Strawberries are good for dogs. But feed strawberries to your dog like you would any other snack. Keep the portion size small. “Treats you feed your dog should make up no more than 10% of his total calories for the day,” Purina Senior Nutritionist, Jan Dempsey says. Use this as a guide so the strawberries you feed your dog won’t cause him to gain extra pounds.
We love to eat strawberries because they are sweet. But sweet means sugar. And a lot of sugar, even in fruit, isn’t beneficial to dogs. That’s another reason to feed strawberries in moderation.
Are strawberries good for dogs?
Strawberries have some characteristics and nutrients that may be good for your dog. Strawberries have:
- High water content
- Vitamin C
- A teeth-whitening enzyme
“Strawberries (and some other berries) are known to contain natural compounds that act as antioxidants in the body.
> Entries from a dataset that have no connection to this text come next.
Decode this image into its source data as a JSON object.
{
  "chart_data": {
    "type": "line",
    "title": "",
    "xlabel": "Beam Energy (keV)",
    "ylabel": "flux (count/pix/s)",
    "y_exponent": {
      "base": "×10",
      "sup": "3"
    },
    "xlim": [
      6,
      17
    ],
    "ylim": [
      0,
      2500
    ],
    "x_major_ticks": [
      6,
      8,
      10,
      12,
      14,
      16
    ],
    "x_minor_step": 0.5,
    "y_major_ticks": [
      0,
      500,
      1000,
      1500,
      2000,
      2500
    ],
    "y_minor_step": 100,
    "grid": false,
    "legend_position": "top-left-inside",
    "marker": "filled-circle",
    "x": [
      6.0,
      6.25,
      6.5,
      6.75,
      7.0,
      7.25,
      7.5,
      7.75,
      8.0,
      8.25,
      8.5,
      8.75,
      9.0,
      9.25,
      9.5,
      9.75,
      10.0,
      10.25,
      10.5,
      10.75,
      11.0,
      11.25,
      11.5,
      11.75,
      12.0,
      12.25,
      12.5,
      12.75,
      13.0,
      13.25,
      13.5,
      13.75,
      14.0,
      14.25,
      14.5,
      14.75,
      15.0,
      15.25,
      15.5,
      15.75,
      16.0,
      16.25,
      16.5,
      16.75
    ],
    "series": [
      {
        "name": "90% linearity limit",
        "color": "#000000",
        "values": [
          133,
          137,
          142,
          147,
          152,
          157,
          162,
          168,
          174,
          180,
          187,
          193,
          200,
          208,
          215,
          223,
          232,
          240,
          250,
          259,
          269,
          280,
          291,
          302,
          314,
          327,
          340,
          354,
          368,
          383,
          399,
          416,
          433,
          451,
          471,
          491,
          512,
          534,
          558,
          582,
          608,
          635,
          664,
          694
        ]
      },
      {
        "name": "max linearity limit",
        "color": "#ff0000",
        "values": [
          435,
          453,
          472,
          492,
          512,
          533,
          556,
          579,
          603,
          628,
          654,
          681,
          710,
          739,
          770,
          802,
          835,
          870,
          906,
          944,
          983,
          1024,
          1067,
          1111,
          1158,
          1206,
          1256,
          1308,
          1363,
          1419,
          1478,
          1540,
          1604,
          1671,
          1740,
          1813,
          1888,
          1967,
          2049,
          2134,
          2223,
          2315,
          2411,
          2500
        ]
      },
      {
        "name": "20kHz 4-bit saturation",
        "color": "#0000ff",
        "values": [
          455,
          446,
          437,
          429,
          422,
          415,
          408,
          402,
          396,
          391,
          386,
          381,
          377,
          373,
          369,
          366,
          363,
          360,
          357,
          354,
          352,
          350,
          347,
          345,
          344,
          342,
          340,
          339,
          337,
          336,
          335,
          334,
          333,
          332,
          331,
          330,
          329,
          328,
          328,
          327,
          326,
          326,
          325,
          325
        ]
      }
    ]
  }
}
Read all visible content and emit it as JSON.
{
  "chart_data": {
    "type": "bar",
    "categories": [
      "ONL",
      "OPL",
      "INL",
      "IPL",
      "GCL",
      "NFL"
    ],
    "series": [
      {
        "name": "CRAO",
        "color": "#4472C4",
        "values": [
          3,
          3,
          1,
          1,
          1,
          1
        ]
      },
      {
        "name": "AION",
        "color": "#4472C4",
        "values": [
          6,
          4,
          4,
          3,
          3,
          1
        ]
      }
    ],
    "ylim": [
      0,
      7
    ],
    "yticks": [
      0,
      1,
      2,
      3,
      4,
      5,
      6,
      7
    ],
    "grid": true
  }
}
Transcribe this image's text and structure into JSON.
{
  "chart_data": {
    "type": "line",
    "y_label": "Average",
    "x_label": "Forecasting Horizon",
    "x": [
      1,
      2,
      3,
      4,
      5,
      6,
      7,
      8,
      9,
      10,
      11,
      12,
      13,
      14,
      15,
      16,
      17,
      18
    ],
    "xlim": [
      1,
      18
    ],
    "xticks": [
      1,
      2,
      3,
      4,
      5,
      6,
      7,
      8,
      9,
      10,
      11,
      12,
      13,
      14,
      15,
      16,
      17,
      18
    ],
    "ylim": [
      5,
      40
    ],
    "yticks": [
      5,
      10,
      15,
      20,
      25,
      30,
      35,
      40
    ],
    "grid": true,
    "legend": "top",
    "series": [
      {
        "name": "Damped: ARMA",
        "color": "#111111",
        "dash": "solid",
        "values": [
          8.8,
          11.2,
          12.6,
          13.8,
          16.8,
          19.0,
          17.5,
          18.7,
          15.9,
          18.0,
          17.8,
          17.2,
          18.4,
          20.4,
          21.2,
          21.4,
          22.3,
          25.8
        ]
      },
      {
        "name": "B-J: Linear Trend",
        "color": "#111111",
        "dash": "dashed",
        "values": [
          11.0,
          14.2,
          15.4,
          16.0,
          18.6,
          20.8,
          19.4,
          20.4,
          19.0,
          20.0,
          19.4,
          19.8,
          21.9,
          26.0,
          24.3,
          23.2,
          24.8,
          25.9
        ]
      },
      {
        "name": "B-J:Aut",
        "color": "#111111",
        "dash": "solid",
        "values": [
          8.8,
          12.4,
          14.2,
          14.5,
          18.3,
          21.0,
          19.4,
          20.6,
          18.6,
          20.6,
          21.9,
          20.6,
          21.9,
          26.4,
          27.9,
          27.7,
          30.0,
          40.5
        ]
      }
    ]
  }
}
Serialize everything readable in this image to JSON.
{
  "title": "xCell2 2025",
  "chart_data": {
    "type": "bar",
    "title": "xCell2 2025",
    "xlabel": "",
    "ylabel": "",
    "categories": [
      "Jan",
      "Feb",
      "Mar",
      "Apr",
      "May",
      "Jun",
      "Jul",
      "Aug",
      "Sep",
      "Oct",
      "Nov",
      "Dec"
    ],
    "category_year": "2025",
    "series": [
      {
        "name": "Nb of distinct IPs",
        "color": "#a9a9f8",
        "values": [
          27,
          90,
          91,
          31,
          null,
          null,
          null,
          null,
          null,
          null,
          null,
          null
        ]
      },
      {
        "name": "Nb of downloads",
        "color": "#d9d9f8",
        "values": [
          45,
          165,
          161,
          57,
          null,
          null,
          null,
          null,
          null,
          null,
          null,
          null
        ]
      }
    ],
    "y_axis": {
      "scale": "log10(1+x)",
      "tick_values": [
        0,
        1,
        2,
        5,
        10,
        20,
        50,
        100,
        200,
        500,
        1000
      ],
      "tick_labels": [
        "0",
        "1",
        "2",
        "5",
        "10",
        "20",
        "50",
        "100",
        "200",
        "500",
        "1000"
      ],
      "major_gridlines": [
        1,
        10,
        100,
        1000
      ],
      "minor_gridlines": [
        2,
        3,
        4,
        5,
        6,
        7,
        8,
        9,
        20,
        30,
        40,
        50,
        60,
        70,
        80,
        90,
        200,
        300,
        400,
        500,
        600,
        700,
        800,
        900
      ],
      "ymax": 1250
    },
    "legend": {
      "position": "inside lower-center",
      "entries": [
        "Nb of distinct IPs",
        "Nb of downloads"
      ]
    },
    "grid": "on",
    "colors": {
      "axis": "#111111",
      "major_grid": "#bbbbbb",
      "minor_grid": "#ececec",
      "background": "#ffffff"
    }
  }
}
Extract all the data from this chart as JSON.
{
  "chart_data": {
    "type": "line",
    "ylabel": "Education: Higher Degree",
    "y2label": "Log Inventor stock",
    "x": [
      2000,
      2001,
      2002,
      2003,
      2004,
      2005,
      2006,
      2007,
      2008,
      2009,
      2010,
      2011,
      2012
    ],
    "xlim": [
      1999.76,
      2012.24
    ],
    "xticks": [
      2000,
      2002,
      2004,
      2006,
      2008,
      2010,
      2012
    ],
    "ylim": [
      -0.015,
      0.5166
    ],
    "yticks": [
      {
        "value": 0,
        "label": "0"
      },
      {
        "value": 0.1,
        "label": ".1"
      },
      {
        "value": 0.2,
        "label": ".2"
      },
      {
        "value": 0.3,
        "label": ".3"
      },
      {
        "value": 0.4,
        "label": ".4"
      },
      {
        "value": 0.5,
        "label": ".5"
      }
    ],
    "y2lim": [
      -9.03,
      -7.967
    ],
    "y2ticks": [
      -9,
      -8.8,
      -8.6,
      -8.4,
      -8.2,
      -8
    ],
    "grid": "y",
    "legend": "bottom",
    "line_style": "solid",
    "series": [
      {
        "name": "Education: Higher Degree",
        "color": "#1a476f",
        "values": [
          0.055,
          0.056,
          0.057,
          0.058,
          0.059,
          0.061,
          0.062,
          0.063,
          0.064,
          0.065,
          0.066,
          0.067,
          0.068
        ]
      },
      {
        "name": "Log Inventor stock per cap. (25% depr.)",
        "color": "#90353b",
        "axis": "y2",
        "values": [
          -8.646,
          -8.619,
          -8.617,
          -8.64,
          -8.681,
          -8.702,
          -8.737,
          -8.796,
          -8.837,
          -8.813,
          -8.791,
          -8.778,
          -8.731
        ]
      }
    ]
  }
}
Research shows they are good for humans and some other animals, but whether or not there are benefits for your dog hasn’t been tested yet,” explains Dempsey.
What is the best way to prepare strawberries for dogs?
“Wash and clean strawberries for your dog just like you would for your family,” Dempsey says. Washing helps rinse away dirt and residual chemicals.
Keep in mind that any food can be a choking hazard, even strawberries. So, after washing, trim off the stem. Is your dog a small breed dog or a puppy? Make strawberries even easier to eat. Cut them into small bits or puree them–mashing works well, too. For larger dogs, cut them in half or serve the berry whole.
How should I introduce my dog to strawberries?
“Some dogs might not know what to do with the new texture of strawberries. So you can try feeding them as frozen treats,” says Dempsey. Whatever way you serve them, start out slowly. Dempsey recommends, “Try feeding a single berry to see his reaction. If he likes them, you can try putting them on his food, but make sure he likes them first.”
Feeding the berries slowly means you’ll notice right away if they are causing a problem. Call your veterinarian if you notice stomach upset, digestive issues, intense scratching or an increase in thirst. Any of these can indicate strawberries aren’t right for your dog.
When strawberries are out of season, can I feed canned strawberries?
Absolutely not. “Don’t feed fruit that has been sugared or packed in syrup. This adds excess sugars and calories to fruit and defeats the purpose of feeding a ‘healthy’ treat,” Dempsey explains. Also, the canned and syrup strawberries may have additives in them—like the artificial sweetener xylitol–that can be dangerous, even deadly to your dog.
Since strawberries are safe for dogs, are other berries safe, too?
“Yes! Blueberries, raspberries, blackberries and cranberries are safe options for dogs, too. Although cranberries can be bitter and in general dogs do not like bitter taste,” Dempsey says. Not all berries are safe for your dog. Some—juniper berries or berries with pits–can be dangerous for them to eat. Always be careful and research any new food before feeding it to him.